The Civic United Front has progressively become a potent political force on mainland Tanzania, but has been the predominant Opposition formation in Zanzibar since it was formed in the 1990s.

In the elections organised since then, it has claimed to have won but denied victory by fraudulent means by the ruling party. There have been violent altercations between supporters of the two parties, but in January 2001 a climax of sorts was reached when some thirty unarmed civilians were killed when police opened fire on a demonstration called by CUF, and for the first time created Tanzanian refugees who fled to Kenya.

Five years ago, CUF entered an entente with the CCM government in Zanzibar in a coalition arrangement in which Seif became first vice-president, and this cooled the tensions somewhat.

It is widely expected that this October, CUF, having proven it’s savvy in government, will win easily if the elections are free, fair and transparent.

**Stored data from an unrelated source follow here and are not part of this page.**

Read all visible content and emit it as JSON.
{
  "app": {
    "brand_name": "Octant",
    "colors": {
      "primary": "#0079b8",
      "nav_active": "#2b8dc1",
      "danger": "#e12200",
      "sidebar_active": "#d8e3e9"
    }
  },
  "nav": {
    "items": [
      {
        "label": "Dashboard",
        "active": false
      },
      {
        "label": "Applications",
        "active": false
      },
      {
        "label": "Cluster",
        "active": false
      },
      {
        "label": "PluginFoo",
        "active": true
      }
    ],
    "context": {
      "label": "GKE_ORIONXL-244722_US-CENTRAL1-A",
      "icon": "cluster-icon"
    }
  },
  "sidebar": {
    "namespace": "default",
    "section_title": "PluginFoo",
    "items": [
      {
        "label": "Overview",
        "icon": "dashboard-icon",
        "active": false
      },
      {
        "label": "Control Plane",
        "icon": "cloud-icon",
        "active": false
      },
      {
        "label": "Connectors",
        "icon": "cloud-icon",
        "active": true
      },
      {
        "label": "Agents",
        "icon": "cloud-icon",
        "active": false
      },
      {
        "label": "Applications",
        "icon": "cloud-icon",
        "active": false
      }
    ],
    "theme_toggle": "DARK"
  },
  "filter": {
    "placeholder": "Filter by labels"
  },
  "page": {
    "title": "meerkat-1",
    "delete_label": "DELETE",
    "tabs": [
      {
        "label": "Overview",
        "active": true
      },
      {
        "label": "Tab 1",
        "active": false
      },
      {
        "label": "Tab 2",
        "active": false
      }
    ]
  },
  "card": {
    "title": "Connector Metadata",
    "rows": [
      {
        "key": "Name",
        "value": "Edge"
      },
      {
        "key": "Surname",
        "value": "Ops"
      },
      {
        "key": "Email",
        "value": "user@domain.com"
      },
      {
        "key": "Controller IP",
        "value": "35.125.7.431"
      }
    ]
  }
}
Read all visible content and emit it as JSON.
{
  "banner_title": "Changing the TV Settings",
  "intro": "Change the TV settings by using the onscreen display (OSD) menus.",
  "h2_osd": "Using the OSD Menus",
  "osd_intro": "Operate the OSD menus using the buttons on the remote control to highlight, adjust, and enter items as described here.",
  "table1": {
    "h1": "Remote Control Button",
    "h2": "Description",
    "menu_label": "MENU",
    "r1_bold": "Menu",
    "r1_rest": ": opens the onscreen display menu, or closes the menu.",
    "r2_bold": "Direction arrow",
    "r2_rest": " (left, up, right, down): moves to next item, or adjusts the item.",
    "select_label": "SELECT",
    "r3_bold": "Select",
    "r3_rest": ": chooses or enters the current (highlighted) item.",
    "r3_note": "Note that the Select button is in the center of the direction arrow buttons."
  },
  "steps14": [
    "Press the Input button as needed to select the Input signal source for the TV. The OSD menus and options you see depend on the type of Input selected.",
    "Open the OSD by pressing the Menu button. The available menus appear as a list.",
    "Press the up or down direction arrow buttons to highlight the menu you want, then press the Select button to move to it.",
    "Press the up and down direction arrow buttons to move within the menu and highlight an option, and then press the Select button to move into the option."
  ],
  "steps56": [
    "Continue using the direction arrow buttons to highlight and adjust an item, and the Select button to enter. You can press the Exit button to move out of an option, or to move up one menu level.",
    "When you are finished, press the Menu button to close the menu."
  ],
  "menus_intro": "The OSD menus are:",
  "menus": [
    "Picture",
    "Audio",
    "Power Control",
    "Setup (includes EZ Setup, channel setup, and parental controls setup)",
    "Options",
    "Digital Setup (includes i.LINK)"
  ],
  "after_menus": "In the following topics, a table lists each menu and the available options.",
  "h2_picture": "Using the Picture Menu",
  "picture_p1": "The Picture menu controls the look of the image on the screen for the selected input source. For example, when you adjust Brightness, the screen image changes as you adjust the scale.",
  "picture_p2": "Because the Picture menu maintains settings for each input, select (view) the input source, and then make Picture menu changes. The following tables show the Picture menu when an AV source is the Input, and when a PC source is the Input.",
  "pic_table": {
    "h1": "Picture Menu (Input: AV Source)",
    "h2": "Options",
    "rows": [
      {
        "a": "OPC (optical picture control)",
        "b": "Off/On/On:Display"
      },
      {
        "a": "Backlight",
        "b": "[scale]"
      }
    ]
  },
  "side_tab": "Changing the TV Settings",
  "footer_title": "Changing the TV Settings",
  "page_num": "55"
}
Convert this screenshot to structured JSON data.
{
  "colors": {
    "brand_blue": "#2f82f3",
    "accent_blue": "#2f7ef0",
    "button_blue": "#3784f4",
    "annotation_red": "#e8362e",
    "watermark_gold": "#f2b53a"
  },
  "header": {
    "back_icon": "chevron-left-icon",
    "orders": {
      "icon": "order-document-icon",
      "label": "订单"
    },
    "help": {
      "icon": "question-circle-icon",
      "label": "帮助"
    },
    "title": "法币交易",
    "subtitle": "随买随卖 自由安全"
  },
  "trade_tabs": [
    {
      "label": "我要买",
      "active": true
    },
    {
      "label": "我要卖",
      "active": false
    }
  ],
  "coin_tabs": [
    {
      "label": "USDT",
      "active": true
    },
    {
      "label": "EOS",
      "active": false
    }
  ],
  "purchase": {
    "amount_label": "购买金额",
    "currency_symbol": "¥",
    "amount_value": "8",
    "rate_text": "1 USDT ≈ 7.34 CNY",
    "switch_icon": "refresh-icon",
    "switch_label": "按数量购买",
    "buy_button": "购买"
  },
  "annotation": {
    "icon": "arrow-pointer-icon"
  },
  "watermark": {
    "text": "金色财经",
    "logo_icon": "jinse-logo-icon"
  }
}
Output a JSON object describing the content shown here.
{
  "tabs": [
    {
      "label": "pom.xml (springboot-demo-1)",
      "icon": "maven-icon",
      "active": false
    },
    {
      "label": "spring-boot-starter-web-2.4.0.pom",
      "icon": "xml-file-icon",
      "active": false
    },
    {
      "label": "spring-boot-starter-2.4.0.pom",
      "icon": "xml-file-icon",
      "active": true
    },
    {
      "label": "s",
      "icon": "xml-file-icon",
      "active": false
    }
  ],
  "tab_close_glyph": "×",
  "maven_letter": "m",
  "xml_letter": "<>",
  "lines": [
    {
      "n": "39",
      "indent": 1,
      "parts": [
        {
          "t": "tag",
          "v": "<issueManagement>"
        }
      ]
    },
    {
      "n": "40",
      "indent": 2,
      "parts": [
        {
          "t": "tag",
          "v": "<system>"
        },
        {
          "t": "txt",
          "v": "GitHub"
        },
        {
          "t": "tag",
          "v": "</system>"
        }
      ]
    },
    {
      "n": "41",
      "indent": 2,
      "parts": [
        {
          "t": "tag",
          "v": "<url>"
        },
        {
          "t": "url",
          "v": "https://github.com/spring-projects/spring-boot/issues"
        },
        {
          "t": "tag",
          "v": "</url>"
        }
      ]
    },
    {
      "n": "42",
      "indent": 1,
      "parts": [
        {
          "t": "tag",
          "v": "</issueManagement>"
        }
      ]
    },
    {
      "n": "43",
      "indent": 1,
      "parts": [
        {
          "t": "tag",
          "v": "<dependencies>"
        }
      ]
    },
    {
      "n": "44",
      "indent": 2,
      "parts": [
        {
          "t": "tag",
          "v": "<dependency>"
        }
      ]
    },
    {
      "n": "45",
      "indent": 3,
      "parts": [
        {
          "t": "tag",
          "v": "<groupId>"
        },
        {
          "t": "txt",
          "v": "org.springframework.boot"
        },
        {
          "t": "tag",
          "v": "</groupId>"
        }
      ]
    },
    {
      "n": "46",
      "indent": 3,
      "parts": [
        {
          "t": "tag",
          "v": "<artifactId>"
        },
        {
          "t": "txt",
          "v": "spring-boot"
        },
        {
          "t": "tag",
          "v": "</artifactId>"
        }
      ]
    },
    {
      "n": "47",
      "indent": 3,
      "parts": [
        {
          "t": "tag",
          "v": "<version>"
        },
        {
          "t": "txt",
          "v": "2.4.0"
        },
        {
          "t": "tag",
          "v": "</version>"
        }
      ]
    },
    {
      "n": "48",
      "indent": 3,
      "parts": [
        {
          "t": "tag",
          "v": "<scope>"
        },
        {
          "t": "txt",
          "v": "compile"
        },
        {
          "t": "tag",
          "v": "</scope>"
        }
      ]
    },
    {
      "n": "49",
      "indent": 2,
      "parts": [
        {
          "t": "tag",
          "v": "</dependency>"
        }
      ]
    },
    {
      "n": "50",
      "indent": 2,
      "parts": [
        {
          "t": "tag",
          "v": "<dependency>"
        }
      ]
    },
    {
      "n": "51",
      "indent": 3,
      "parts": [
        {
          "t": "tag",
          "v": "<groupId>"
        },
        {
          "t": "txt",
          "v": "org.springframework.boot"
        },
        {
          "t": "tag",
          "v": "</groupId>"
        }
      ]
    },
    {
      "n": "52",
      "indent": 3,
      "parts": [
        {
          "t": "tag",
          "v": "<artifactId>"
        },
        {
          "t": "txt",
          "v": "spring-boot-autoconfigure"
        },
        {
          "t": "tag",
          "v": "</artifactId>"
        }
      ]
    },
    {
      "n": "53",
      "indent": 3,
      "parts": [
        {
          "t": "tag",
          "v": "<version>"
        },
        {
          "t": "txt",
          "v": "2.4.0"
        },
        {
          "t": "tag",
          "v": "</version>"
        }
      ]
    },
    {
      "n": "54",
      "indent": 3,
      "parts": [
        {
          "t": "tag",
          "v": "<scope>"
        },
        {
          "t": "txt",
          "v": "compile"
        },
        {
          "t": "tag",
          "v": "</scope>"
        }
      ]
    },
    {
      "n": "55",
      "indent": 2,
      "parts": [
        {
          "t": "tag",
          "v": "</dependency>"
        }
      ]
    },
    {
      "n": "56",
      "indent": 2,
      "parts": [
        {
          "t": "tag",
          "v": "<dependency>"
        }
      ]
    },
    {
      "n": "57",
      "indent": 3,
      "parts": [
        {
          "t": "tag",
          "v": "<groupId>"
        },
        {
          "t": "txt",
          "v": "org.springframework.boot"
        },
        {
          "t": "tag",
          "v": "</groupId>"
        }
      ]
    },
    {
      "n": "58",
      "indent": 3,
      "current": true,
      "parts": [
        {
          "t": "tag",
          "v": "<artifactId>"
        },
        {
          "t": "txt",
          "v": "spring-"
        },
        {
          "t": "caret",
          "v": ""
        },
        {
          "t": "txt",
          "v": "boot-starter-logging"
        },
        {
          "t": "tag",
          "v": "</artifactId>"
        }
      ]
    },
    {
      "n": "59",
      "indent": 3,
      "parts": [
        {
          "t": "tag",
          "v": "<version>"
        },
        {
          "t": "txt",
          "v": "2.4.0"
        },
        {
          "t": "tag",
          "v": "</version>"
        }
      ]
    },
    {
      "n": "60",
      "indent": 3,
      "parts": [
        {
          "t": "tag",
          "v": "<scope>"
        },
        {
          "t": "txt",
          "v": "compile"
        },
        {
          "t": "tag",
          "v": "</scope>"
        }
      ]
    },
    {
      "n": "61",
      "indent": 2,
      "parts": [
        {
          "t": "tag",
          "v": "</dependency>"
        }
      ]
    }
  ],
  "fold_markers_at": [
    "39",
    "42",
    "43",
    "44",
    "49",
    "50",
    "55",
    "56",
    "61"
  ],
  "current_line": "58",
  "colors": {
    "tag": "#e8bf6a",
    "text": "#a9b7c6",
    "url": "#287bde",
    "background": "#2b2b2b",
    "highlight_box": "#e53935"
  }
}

This makes Seif a political heavyweight in Zanzibar capable of pulling strings that can move limbs across the channel. So, when it came to naming Lowassa’s running mate, he gave his own Zanzibar vice-chairman, Haji Duni, without consulting with his chairman, Lipumba, and this latter took it as a slight.

(According to the Constitution, the running mate has to come from the same party as the main candidate. In a bizarre move, Duni had to quit his party, CUF, join Chadema and be nominated as running mate for Lowassa, all in one day).

Announcing his resignation, Lipumba said he feared it would shock his party members and supporters, and that is what has happened. Some members have called for his expulsion for “duplicity.” Others have hailed his action as proof that he is a man of integrity.

The departure of Lipumba leaves CUF in a delicate situation because for a long time he was the dominant face and name of the party on the mainland. The party has pre-eminence in Zanzibar, where its main brains, including Seif and his top aides, reside and organise. On the mainland it lacks that quality.

Ukawa, too, will be shaken because the professor was seen as an honest man who played straight and spoke plainly. With the Chadema secretary-general, Dr Willbroad Slaa, in political limbo, having fallen out with his comrades over Lowassa, Lipumba’s departure is hardly what the Opposition needed.

Still, the Ukawa camp is claiming it’s in a position to give the ruling CCM a fight of its life. There are mass defections of CCM ward councillors and some former CCM MPs have been crossing over to Chadema.

A large number of internal primaries within CCM have returned Lowassa faithfuls whose loyalties do not lie with their party, and will act as Trojan horses within CCM.

Loyalties have changed so much and so often over the past month or so, that there is no telling which set of strange fellows will be climbing into which bed before October 25.